One of the things I learned from developing my first game was that a lot of the work involved is very tedious. It’s essentially busy-work. Most of that involved writing the code to do the menus, lining things up so they looked good, and tweaking the pace of the game.
There’s also another class of work involved with game programming – the hard stuff. This is my technical term for the parts where you don’t know how to do it but you need to do it. What a great definition, huh?
This game is a word game and the central tenet are words. The basic gameplay mechanic requires us to be able to check if a given “word” is in fact a valid one. It is essentially the same problem as a spellchecker (although we aren’t interested in finding suggestions). This lookup needs to be very fast on a very large word set.
I was able to find a free word list online that contained some 172,000+ words. That is an extremely large number of words.
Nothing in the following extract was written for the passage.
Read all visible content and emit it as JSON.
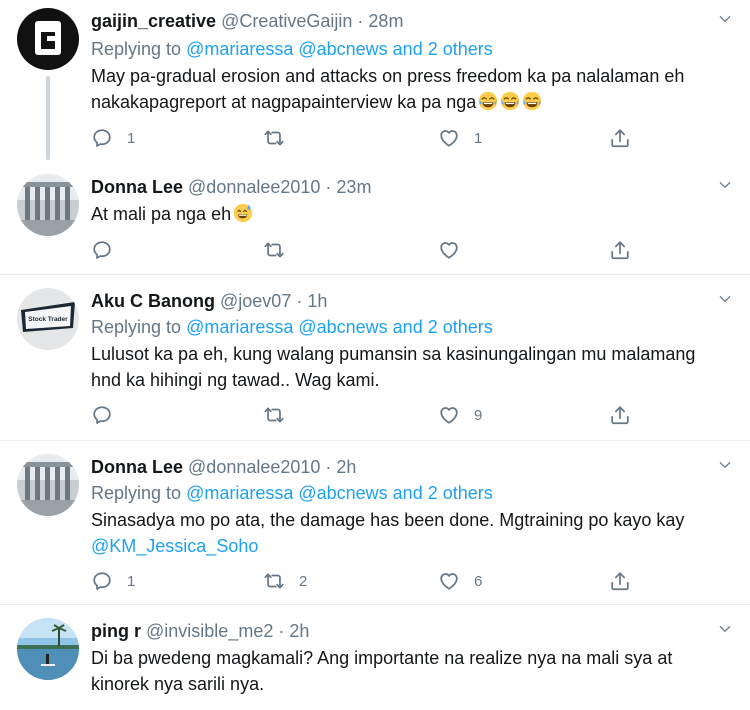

I started thinking about what data structure could do this well and I settled on thinking that a DFA (deterministic finite automata) was the best way to represent these words.
Here’s some other requirements I thought of:
- The word list can dynamically change over the course of development. I want to be able to add or remove words and re-compile.
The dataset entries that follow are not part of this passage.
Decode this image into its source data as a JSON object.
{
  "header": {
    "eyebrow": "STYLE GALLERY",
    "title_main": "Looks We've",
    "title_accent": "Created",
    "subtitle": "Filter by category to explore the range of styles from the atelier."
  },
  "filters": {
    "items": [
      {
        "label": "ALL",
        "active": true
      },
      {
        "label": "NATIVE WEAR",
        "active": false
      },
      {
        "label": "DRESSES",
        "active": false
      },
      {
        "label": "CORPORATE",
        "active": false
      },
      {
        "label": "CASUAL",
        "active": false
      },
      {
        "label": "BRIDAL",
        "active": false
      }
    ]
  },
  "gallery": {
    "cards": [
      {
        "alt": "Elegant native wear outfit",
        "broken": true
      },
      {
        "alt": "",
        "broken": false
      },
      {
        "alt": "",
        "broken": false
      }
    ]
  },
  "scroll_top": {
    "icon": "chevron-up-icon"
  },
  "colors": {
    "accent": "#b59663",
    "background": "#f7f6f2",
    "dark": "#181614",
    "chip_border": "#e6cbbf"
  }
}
- We need to be able to take a string of some text and see if it is a recognized word. We need to be able to do this as quickly as possible.
- We need the storage of the words to be very compact so that it doesn’t bloat my game and doesn’t take a long time to load.
All of these things can be solved by tapping into the XNA content pipeline capabilities of XNA Game Studio. I decided that I would create a custom content importer and processor.
The importer would open the text file containing the raw word list. It would then uppercase all of the words and check for redundancies and trim any whitespace to ensure that the words were all nice and clean. It would then store the words list in a managed object to pass to the content processor.
The content processor is where most of the hard work is done. The DFA is built here. The DFA is basically just a list of integers encoding the nodes and a list of edges from each node. Each node encodes the letter contained at it, a flag indicating if it is a word terminator, and other required information. The edges then connect the nodes together. Nodes are shared as much as possible so that common prefixes and suffixes are eliminated. This leads to a very compact representation of the word list.
At the end of the processor’s work, it stores the data in a temporary object that then gets passed along to the ContentTypeWriter. I just take the nodes and edges data and write it to disk as arrays of integers.
On my PC, it takes about 55 seconds to process the entire word list (about 172,500 words in total). Since this is compilation time, we don’t really care how long this takes. What I really care about is how long it takes to load at runtime and how fast it is for word lookup. Luckily this method of word representation is very nice and leads to both a small footprint and fast lookup time. In fact, with XNB compression turned on, practically the entire English language is represented in just 315K! Although I haven’t done any clocking, the lookup time is very snappy too. I imagine that thousands can be performed per frame if necessary (and that might be necessary for the AI later down the road…).
Perhaps I will post more about this DFA business later when I have more time.